Un guerrier qui impressionne. Patrick Pommier l'entraîne depuis trois ans. Et admet être subjugué : "C'est un phénomène, notre Momo ! Il vient s'entraîner le mardi et le vendredi avec les athlètes de la lutte olympique. Sinon, il n'aurait personne de son gabarit pour travailler en lutte adaptée. Momo, c'est une force physique incroyable et une grande passion pour son sport. S'il pouvait combattre chez les valides, je pense qu'il dominerait largement au niveau régional."
Un passionné qui a un rêve pour Mayotte
En découvrant la lutte adaptée, Mouhamadi s'est également ouvert à un grand nombre de sports de combat. S'il aime regarder la lutte à la télé tous les quatre ans durant les Jeux Olympiques, une autre discipline retient ainsi son attention : "Je suis fasciné par le MMA. Ce n'est d'ailleurs pas très étonnant puisque la lutte fait partie des sports qui composent le MMA."
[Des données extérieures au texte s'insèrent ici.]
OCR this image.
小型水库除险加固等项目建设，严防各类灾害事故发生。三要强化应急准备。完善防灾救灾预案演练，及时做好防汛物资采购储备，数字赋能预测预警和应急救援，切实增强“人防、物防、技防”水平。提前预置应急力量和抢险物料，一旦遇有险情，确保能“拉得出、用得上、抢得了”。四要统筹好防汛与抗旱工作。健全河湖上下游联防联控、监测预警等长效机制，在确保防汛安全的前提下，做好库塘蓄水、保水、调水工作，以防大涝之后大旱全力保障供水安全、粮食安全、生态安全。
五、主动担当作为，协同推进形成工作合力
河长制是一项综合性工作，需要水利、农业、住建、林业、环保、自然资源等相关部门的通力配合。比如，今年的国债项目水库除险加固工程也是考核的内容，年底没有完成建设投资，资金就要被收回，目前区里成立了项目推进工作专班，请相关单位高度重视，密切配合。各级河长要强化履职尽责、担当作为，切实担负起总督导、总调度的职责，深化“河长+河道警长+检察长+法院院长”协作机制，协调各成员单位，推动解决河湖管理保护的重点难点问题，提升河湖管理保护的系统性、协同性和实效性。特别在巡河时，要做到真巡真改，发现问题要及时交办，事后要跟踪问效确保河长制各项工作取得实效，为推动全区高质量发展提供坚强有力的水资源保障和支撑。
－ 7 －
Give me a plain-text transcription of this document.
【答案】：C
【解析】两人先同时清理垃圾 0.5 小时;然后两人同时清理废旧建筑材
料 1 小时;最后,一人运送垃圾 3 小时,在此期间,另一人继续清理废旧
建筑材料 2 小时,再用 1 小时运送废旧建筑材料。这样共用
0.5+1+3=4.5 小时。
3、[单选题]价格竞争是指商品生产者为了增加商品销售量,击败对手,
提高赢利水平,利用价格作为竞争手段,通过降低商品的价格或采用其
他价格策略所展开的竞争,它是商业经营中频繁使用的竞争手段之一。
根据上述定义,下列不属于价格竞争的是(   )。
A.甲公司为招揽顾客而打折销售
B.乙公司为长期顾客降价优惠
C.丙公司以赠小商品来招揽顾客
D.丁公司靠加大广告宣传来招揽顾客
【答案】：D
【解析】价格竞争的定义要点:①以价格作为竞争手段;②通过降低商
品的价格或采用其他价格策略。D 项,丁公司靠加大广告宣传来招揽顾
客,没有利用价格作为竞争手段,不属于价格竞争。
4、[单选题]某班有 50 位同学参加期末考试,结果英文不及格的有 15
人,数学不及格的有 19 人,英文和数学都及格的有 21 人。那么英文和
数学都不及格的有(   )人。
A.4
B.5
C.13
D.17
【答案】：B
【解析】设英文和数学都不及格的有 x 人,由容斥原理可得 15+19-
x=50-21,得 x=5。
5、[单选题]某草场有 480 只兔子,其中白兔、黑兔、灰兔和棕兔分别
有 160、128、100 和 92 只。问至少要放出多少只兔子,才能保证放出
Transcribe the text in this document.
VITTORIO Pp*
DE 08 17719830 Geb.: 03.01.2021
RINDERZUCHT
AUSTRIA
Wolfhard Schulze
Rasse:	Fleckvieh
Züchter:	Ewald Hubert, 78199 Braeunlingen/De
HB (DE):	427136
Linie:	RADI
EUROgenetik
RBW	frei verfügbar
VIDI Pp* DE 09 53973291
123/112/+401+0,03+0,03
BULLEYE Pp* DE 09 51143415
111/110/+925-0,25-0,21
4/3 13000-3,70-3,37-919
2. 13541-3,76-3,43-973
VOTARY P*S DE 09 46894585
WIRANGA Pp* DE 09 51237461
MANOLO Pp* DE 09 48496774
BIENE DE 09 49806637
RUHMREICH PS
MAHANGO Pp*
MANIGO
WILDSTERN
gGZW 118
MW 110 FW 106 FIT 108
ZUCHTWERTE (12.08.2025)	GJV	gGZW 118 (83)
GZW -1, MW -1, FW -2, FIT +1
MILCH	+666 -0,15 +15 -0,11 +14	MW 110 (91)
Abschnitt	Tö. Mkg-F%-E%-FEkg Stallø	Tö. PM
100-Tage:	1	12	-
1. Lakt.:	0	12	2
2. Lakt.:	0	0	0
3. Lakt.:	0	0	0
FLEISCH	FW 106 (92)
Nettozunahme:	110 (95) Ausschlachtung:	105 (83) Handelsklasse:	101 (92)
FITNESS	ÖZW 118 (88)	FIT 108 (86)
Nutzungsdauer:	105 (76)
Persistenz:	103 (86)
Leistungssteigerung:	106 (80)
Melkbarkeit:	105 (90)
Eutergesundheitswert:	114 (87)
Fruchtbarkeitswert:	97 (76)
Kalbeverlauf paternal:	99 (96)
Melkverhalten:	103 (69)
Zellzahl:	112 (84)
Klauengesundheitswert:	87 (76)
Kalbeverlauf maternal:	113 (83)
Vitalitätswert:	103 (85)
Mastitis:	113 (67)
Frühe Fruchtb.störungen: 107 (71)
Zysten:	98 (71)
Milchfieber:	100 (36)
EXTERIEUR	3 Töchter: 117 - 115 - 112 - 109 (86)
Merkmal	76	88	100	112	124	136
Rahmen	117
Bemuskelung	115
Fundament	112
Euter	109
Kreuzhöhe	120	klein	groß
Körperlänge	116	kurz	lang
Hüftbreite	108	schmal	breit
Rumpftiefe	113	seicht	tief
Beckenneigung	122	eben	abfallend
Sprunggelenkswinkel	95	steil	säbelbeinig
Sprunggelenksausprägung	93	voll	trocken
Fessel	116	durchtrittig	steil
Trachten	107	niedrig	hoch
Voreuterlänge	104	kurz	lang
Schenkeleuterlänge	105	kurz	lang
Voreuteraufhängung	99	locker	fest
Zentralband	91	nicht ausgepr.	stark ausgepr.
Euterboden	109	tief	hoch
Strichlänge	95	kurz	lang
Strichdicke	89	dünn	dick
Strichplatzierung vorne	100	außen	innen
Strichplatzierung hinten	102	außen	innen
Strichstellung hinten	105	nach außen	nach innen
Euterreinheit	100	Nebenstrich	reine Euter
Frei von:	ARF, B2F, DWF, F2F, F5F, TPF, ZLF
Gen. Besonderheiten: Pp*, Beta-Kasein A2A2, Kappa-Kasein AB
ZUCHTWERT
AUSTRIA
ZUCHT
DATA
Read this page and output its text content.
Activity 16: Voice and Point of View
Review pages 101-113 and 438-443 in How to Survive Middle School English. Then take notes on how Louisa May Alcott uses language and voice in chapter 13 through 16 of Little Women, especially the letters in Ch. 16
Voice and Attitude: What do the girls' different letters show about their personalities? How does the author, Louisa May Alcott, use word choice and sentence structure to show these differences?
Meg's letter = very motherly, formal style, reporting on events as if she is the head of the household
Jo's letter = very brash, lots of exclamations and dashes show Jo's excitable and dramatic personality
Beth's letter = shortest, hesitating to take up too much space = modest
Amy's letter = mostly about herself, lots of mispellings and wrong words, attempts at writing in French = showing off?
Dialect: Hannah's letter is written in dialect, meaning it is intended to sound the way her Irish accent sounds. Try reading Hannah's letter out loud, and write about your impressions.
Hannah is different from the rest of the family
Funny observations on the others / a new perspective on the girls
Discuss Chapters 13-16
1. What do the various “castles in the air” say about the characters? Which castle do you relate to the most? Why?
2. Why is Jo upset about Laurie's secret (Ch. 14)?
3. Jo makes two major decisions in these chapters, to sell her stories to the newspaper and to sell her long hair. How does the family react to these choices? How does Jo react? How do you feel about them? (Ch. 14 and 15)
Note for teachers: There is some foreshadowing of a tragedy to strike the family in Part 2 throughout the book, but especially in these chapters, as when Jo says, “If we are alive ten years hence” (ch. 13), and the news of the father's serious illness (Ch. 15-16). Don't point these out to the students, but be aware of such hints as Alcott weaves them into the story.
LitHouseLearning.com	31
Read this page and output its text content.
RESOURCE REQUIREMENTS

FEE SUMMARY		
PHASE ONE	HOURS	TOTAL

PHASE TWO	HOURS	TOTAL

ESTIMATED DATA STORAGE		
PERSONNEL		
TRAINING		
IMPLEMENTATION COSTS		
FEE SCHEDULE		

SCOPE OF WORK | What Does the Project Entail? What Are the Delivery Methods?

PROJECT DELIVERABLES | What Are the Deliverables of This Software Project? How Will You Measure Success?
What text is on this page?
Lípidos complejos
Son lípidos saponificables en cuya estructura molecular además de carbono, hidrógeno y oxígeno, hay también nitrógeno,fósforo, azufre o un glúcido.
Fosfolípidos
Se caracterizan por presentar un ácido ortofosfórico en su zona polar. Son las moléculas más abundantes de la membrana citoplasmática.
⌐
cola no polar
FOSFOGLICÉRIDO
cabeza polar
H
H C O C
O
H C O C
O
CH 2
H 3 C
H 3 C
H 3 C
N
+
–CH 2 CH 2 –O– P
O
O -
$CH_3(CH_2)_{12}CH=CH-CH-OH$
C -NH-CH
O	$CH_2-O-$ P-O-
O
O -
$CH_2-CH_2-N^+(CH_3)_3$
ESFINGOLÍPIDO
Une passion pour le MMA. Mais pas d'envie de pratique pour autant. Dans ce domaine, la lutte adaptée lui convient parfaitement. Le champion trentenaire rêve simplement de l'exporter : "C'est un rêve au fond de moi : monter une école de lutte à Mayotte. Après avoir suivi une formation d'entraîneur, bien sûr. À Mayotte, les jeunes ne connaissent pas ce sport. Et je sais qu'ils s'ennuient parfois. Lancer cette école de lutte serait un beau cadeau à leur faire. Et j'y arriverai, vous verrez ! Il faut toujours se rappeler d'où l'on vient. Et donner à ceux qui en ont besoin."